We could put this failed interaction down to user error but it’s interesting to note how different generations react to new technology. Kate Moran of Neilson Norman Group discovered in her research on Digital Natives that “Millennials rarely blame themselves — unlike older users. Millennials are quick to criticize the interface, its organization, or its designers.”
So Baby Boomers tend to blame themselves when technology doesn’t work the way they expect it, but Millennials just don’t take it personally. And what about next generation who grow up with voice and chatbots as the norm? Perhaps over time the tendency to be polite to robots will wane too? And after all, shouldn’t a robot just be a robot? It really is nothing personal, they literally have no capacity for it.
Michael Sheen as Arthur the Robot Bartender in Passengers (2016)
Does anthropomorphizing technology help us?

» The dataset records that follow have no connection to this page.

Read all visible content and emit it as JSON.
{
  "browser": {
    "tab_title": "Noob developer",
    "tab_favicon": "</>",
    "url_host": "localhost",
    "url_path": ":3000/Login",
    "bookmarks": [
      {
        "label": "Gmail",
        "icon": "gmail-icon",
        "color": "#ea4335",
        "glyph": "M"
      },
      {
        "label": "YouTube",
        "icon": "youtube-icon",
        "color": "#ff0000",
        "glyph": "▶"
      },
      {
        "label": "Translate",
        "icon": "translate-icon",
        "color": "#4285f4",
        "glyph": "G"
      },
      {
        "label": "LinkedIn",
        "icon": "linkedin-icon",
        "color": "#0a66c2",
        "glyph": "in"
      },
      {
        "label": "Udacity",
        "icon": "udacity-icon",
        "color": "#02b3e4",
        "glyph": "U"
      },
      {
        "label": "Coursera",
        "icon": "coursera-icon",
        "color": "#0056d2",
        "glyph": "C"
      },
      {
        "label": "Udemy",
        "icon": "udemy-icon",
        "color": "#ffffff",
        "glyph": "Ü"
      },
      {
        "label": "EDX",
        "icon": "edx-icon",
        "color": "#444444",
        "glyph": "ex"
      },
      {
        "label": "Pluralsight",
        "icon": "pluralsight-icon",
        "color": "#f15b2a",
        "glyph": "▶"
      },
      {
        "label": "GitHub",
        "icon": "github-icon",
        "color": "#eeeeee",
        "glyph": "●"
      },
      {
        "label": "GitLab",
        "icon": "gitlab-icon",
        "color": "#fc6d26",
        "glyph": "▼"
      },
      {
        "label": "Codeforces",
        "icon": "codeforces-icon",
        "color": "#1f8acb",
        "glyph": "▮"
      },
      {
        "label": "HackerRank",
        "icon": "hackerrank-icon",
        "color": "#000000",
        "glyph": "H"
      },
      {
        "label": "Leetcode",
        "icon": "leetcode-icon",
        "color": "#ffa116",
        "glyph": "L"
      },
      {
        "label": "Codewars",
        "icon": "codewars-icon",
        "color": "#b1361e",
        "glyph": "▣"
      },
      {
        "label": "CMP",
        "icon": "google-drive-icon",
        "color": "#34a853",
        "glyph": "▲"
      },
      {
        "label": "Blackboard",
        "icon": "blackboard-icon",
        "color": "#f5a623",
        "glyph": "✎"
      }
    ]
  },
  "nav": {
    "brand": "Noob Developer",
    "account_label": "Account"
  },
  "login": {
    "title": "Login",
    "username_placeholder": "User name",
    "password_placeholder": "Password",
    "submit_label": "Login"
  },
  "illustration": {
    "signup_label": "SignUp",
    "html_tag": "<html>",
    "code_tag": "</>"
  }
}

If we want more seamless interactions surely we need these hallmarks of humanity, but do we want (or even need) to know they are robots? The existential potential of AI — machines that really think like humans—scares us. This fear has spawned thousands of dystopian movies and novels yet it important to remember that, while AI can imitate empathetic and ethical behaviour, decision-making is not underpinned by morality. Decisions are simply based on programmed efficiency and opaque logic.
Have you ever received an invite from Amy Ingram? She’s a virtual assistant who has her own LinkedIn profile and four recommendations from (I assume) actual human beings. We also have two mutual connections…we’re practically friends. Apparently people have been so enamoured with her they have sent her flowers. But she is not real, she does not exist, Amy Ingram is simply the name of the tool but because it’s a human one we start to think of her as human and put our trust in her. It’s why our Scotsman friend called Alexa ‘Darlin’’ and asked her to listen to him.

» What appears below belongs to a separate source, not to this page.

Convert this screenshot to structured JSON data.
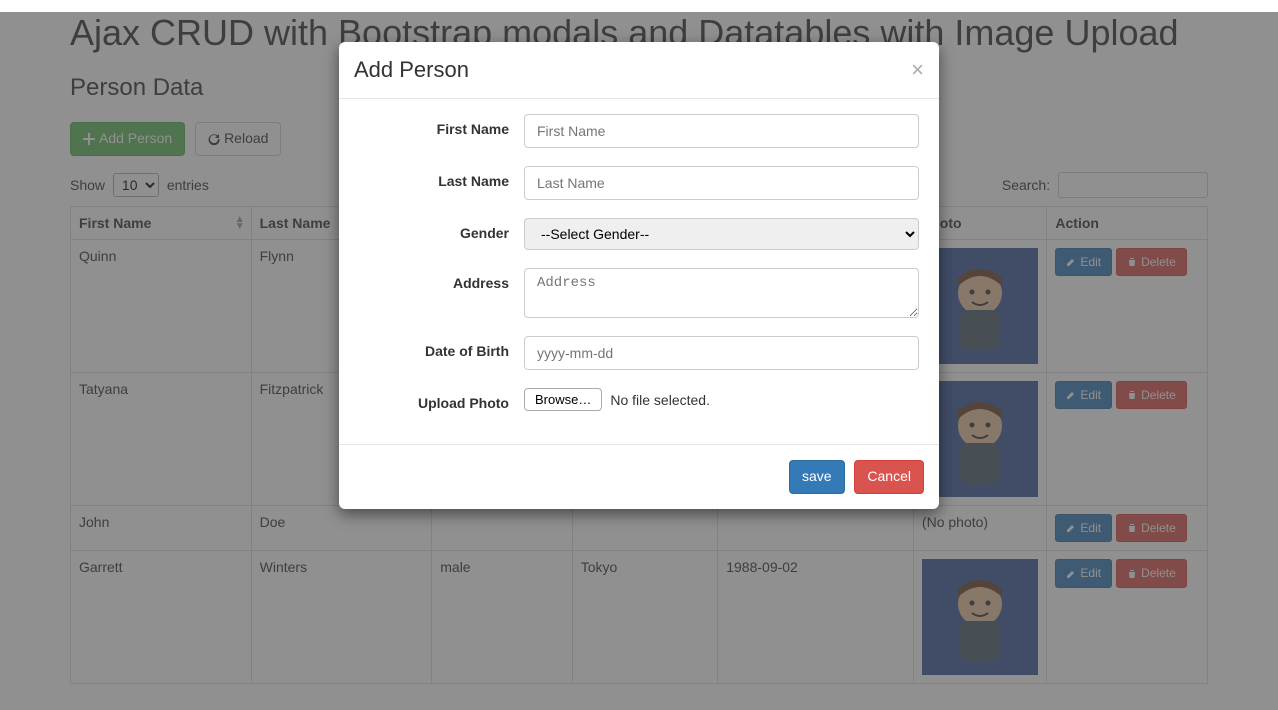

“Trust in using voice assistants and chatbots will rise as I believe that back and forth communication through conversation is the most effective way to create a trusted relationship.” Charlie Cadbury, Say it Now
Voice technology is based on natural language processing which aims to reduce human frustration when interacting with AI but can it really convince us they are human?
Michael Sheen ‘brought to life’ Arthur the robot bartender in the 2016 film Passengers. Arthur is humanoid up top, but obviously a machine down below. He glides around his bar gracefully, offering perfect drinks but he knows his limitations. “Jim, these are not robot questions,” he tells the protagonist when he is faced with a question of morality. He offers this advice gently and kindly, and Sheen admirably achieves his goal of portraying Arthur with, “the economy of the machine, but the warmth and vulnerability of a human.”
Sheen said he was striving to make Arthur more human-like while never forgetting that he was a machine. And, that seems to sums up the potential for AI — finding the right tension between being human-like and machine-efficiency.
I have merely dipped my toe in this huge and fascinating topic, and if the last decade has been its nascent period, this one is surely AI’s coming of age.